Crzyrndm avatar Jun 08 '18 23:06 Crzyrndm

I can't see a way to resolve this without a source breaking change to the library. On the flip side, it's likely that some users have accidentally made use of the bug without being aware of it.

Options as I see it:

  1. Making the types owners instead of references is a huge change that is likely to silently break pretty much every existing dependant project, and will create an ongoing list of bug reports. Additionally, it makes sense that a worksheet is always owned by a workbook and copy semantics would make that awkward (does it make silently make a copy in the parent? What happens when that instance is destructed? etc., etc.)
  2. Disabling modifications is out. There's no point in a read-only library
  3. Type duplication will work, but is generally a PITA. It would also be a significant design change in this library to have a core component be template based (the most reliable way to create types with mirrored behaviour). There are other ways to achieve it, but keeping them in sync will always be an issue
  4. Disabling the special member function copy and move operations (actual copying of the sheet/cell probably only through dedicated functions) will stop every current working usage from compiling (since these types all currently have to be used as values, ie. copies).
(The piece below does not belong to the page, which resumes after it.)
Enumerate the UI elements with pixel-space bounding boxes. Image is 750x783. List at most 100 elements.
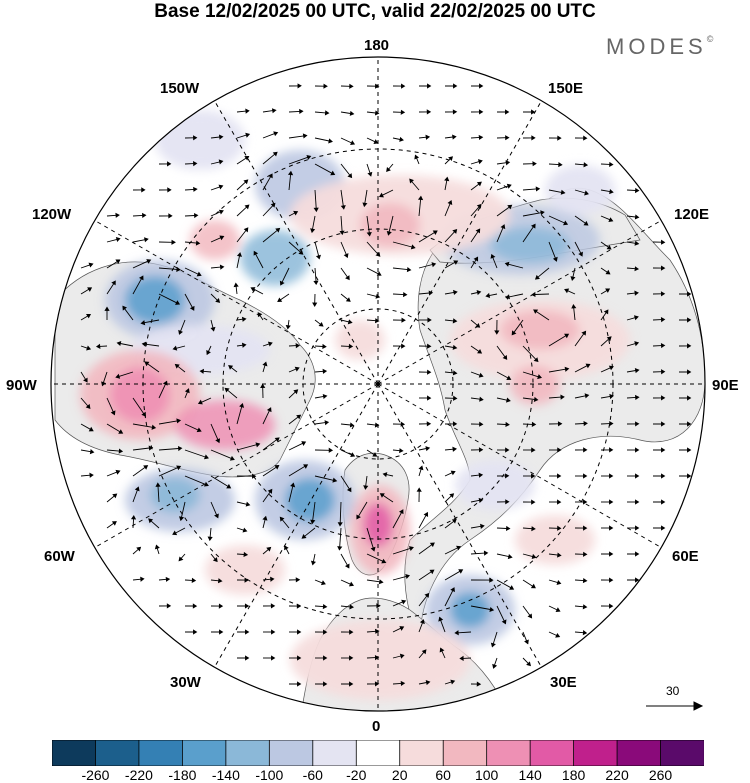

However, the fix would simple in most of the usages (auto -> auto&) and a compile time break is much better than the silent breakage that would ensue with a change to non-reference types

It's probably clear that my vote is for option#4 and that is because I think that in many ways the current design is sensible. Lack of const propagation is only an oversight in the implementation. To resolve this through option#4 I can see three milestones

  1. Enabling references to affected types. Has a few other benefits so is a good development goal anyway. Additionally, see what warnings / messages can be enabled to push users towards taking references instead of copies to minimise later work.
  2. Creating new types for all affected classes (This can be done in a v2 (naming debatable) namespace or through new class names. Presence of inline namespaces which are intended for versioning and the obvious names currently in use would indicate that namespacing is the least surprising solution). During this phase, these are experimental classes.
  3. Elevate the new classes to primary status, deprecate affected existing classes (probably use a macro to allow old behaviour to be retained as required). Semantic versioning would require this to occur with a new major version since it is breaking. Once stage 2 is complete, there is no major rush to push this through (could recommend users to add a define in order to transition early while other release components are established).

@tfussell Impressions? Would a different option be preferable (or one I haven't thought of)?